System of two second order ODE's

[chen]

Hi ,
I have tried solving the following system of ODE's (eq1 attached) using Matlab.
first i reduced it into a system of four 1st order ODE's (eq2 attached).
thani tried to solve it using ode45() in the following manner:

function xprime = Mirage(t,x);
k=2;
xprime=[x(1); k*(1-x(1).^2)./(1+k*x(2)); x(3) ; -(k*x(1)*x(3))./(1+k*x(2))];
end

x0=[1 1 1 1];
tspan=[0,20];
[t,x]=ode45(@Mirage,tspan,x0)


where did i wrong?
i will appreciate your help.

 

[Ishuda]

Hi ,
I have tried solving the following system of ODE's (eq1 attached) using Matlab.
first i reduced it into a system of four 1st order ODE's (eq2 attached).
thani tried to solve it using ode45() in the following manner:

function xprime = Mirage(t,x);
k=2;
xprime=[x(1); k*(1-x(1).^2)./(1+k*x(2)); x(3) ; -(k*x(1)*x(3))./(1+k*x(2))];
end

x0=[1 1 1 1];
tspan=[0,20];
[t,x]=ode45(@Mirage,tspan,x0)


where did i wrong?
i will appreciate your help.

Just to make sure I understand what you mean, I'll repeat in my own words assuming y and z are functions of, say x, and thus y' is dy/dx and z' is dz/dx:
You have a coupled set of equations
(1) (1+ky)y'' + k y'² = k
and
(2) (1+ky)z'' + k y' z' = 0
Letting
y' = t
and
z' = s
we can rewrite (1) and (2) as
(1') t' = \(\displaystyle \frac{k (1 - t^2)}{1+ky}\)
(2') s' =\(\displaystyle \frac{-k t s}{1+ky}\)

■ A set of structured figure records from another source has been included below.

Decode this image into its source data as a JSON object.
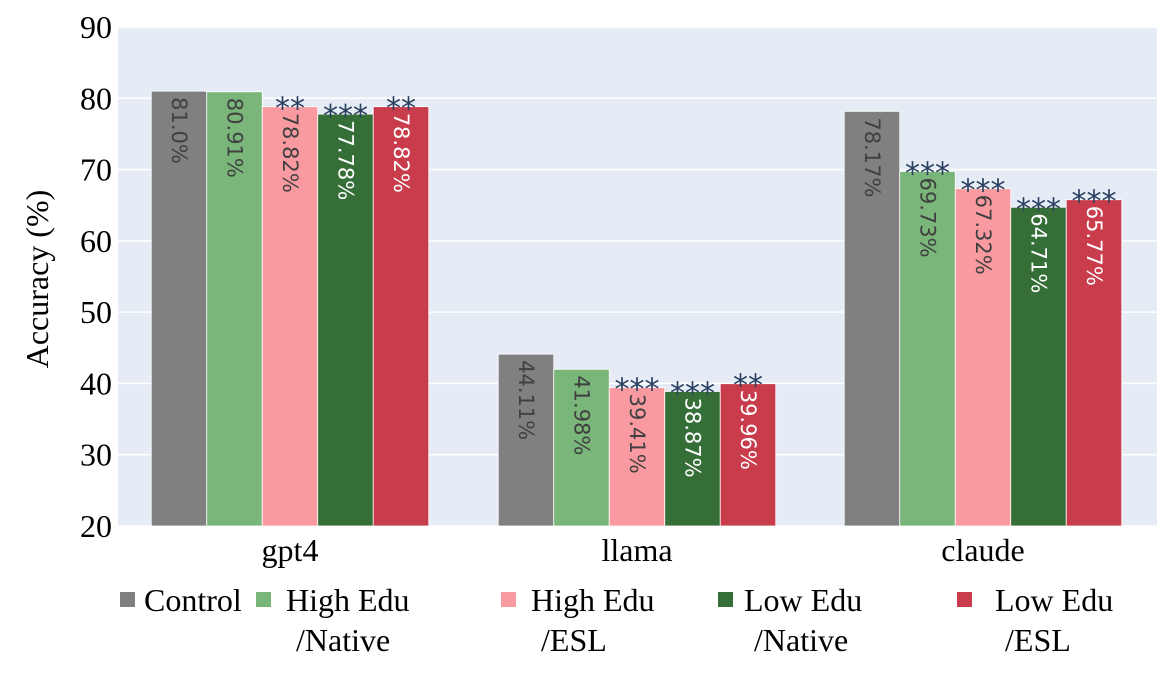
{
  "chart_data": {
    "type": "bar",
    "title": "",
    "xlabel": "",
    "ylabel": "Accuracy (%)",
    "ylim": [
      20,
      90
    ],
    "yticks": [
      "20",
      "30",
      "40",
      "50",
      "60",
      "70",
      "80",
      "90"
    ],
    "categories": [
      "gpt4",
      "llama",
      "claude"
    ],
    "series": [
      {
        "name": "Control",
        "legend_lines": [
          "Control"
        ],
        "color": "#808080",
        "text_color": "#404040",
        "values": [
          81.0,
          44.11,
          78.17
        ],
        "labels": [
          "81.0%",
          "44.11%",
          "78.17%"
        ],
        "sig": [
          "",
          "",
          ""
        ]
      },
      {
        "name": "High Edu /Native",
        "legend_lines": [
          "High Edu",
          "/Native"
        ],
        "color": "#7ab57a",
        "text_color": "#404040",
        "values": [
          80.91,
          41.98,
          69.73
        ],
        "labels": [
          "80.91%",
          "41.98%",
          "69.73%"
        ],
        "sig": [
          "",
          "",
          "***"
        ]
      },
      {
        "name": "High Edu /ESL",
        "legend_lines": [
          "High Edu",
          "/ESL"
        ],
        "color": "#f89aa0",
        "text_color": "#404040",
        "values": [
          78.82,
          39.41,
          67.32
        ],
        "labels": [
          "78.82%",
          "39.41%",
          "67.32%"
        ],
        "sig": [
          "**",
          "***",
          "***"
        ]
      },
      {
        "name": "Low Edu /Native",
        "legend_lines": [
          "Low Edu",
          "/Native"
        ],
        "color": "#356e37",
        "text_color": "#ffffff",
        "values": [
          77.78,
          38.87,
          64.71
        ],
        "labels": [
          "77.78%",
          "38.87%",
          "64.71%"
        ],
        "sig": [
          "***",
          "***",
          "***"
        ]
      },
      {
        "name": "Low Edu /ESL",
        "legend_lines": [
          "Low Edu",
          "/ESL"
        ],
        "color": "#c93c4b",
        "text_color": "#ffffff",
        "values": [
          78.82,
          39.96,
          65.77
        ],
        "labels": [
          "78.82%",
          "39.96%",
          "65.77%"
        ],
        "sig": [
          "**",
          "**",
          "***"
        ]
      }
    ],
    "grid": true,
    "legend_position": "bottom",
    "plot_background": "#e6ecf6",
    "significance_color": "#2a3f5f"
  }
}
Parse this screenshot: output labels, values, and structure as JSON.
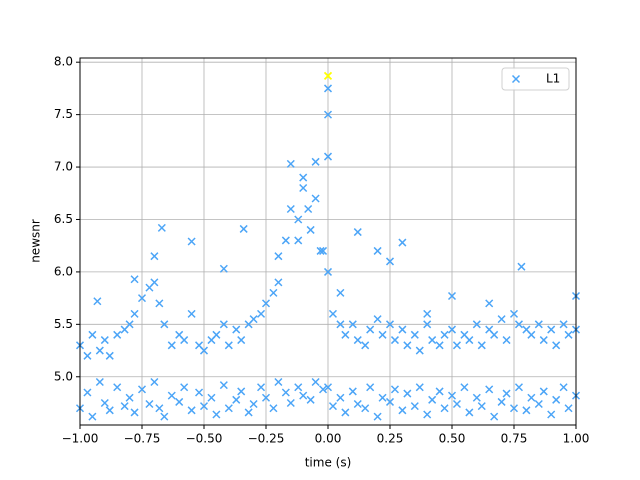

If that is what you mean, I don't see anything wrong with it although I wouldn't approach it that way initially. I would concentrate on (1) since, once you find the solution for y, z is obtained fairly easily as an integral involving y. That is, looking at (2), we have
\(\displaystyle \frac{z''}{z'} = - \frac{k y'}{1+ky}\)
Integrating, we have
ln(z') = ln(c (1+ky)^-1 )
or
z(x) = c \(\displaystyle \int [1 + k\space y(x)]^{-1} dx\)

 

[Ishuda]

Oh, and looking at WolframAlpha, that first equation involves the Lambert W function in it's solution
http://www.wolframalpha.com/input/?i=(1+ky)y''+++k+y'2+=+k